A stock expert from KGI Securities (Thailand) recommends “buy” shares of PTG Energy Public Company Limited (PTG), assessing the trend of net profit in 2023 to reach 994 million baht, an increase of 6% over the same period last year. Net profits for the fourth quarter of 2023 are expected to exceed 500 million baht, supported by increased oil and non-oil business sales volume, while 2024 profits are estimated at 1.3 billion baht, an increase of 34%, with a new target price at 11.50 baht from 10.40 baht.
KGI Securities (Thailand) Limited publishes analysis and estimates the trend of net profit in 2023 for PTG Energy Public Company Limited (PTG) shares at 994 million baht, an increase of 6% compared to the same period last year. Because net profit for the fourth quarter of 2023 is expected to be higher than 500 million baht (from a net loss of 4 million baht in the fourth quarter of 2022 and a net profit of 19 million baht in the third quarter of 2023) and the profit increase is expected to come Of the sales volume, the volume of oil increased to 1,550 million liters, an increase of 10% compared to the same period last year. And last quarter, including oil marketing fees, which rose to 1.90 baht/liter, an increase of 20% over the same period last year and 14% compared to the previous quarter.
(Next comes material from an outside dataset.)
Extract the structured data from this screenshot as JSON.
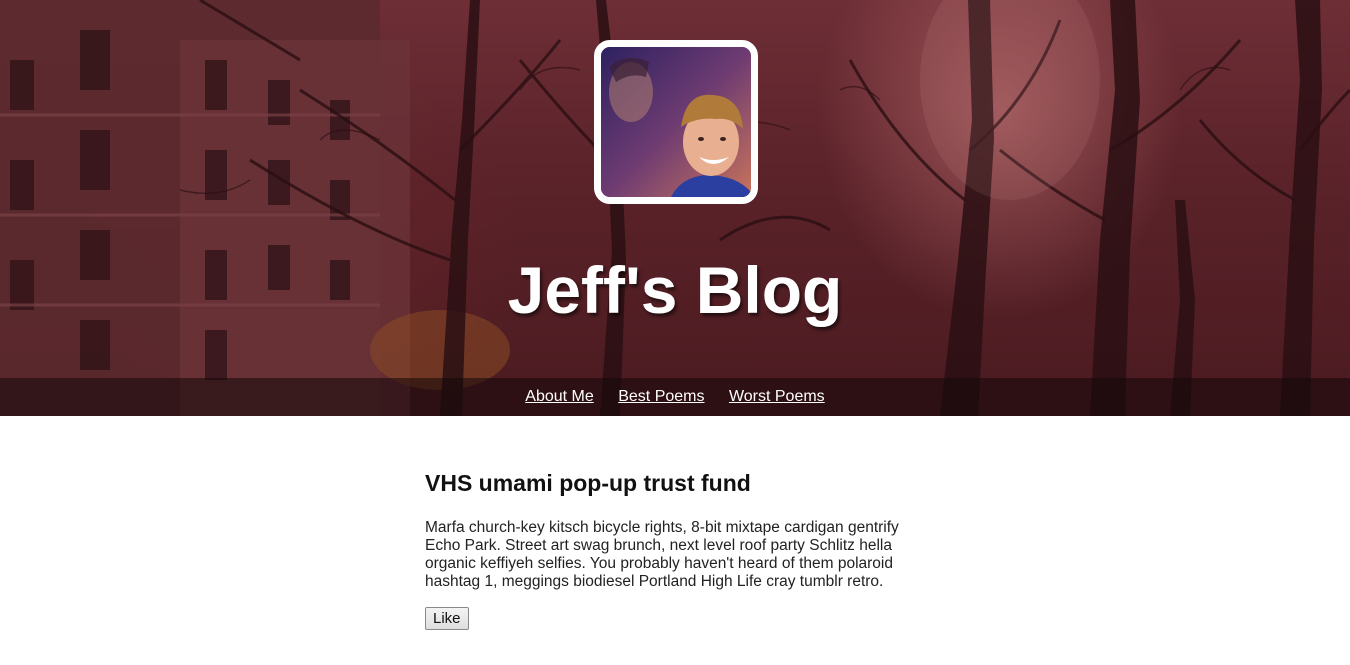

The research team also expects non-oil business profits to increase compared to the previous quarter. Because sales of Max Mart and Panthai cafés increased as the number of cars coming to use PTG brand gas stations increased in the fourth quarter of 2023.
The research department maintains its 2024 earnings forecast at 1.3 billion baht, an increase of 34% compared to the same period last year. This is mainly due to the increase in oil sales volume. Assuming that the volume of oil sales will increase by 6% compared to the same period last year to 6,300 million liters next year. From the recovery of Thai tourism, after KGI Tourism Group analysts estimated that the number of foreign tourists in 2024 will rise by 16% compared to the same period last year to 32 million from 27.5 million in 2023.
Next year’s oil marketing margin is also expected to reach 1.70 baht/litre, which is the lower limit of the normal level (1.70-1.80 baht/litre) because crude oil prices are likely to decline next year and face less pressure from tight control over marketing costs. Gasoline in Thailand, although the Minister of Energy is rushing to study and amend the relevant laws. To control the cost of marketing all types of oil to no more than 2.00 baht/litre, the research team believes that the price of Dubai crude oil, which fell from $93 per barrel in September to $75 per barrel at the present time, will help. Reducing the pressure caused by strict control of gasoline marketing costs for gas station operators in Thailand because the retail price of gasoline fell a lot after the decline in the price of crude oil. The process of studying and amending relevant laws also takes a long time.
Therefore, the research department revised the target price for 2024 to 11.50 baht from the original 10.40 baht to reflect an estimated 2024 profit growth rate of 34% compared to the same period last year. The buy recommendation increased hold as earnings are expected to increase in the fourth quarter of 2023 and face less pressure from tighter controls on gasoline marketing prices in Thailand. After the decline in the price of Dubai crude in this quarter.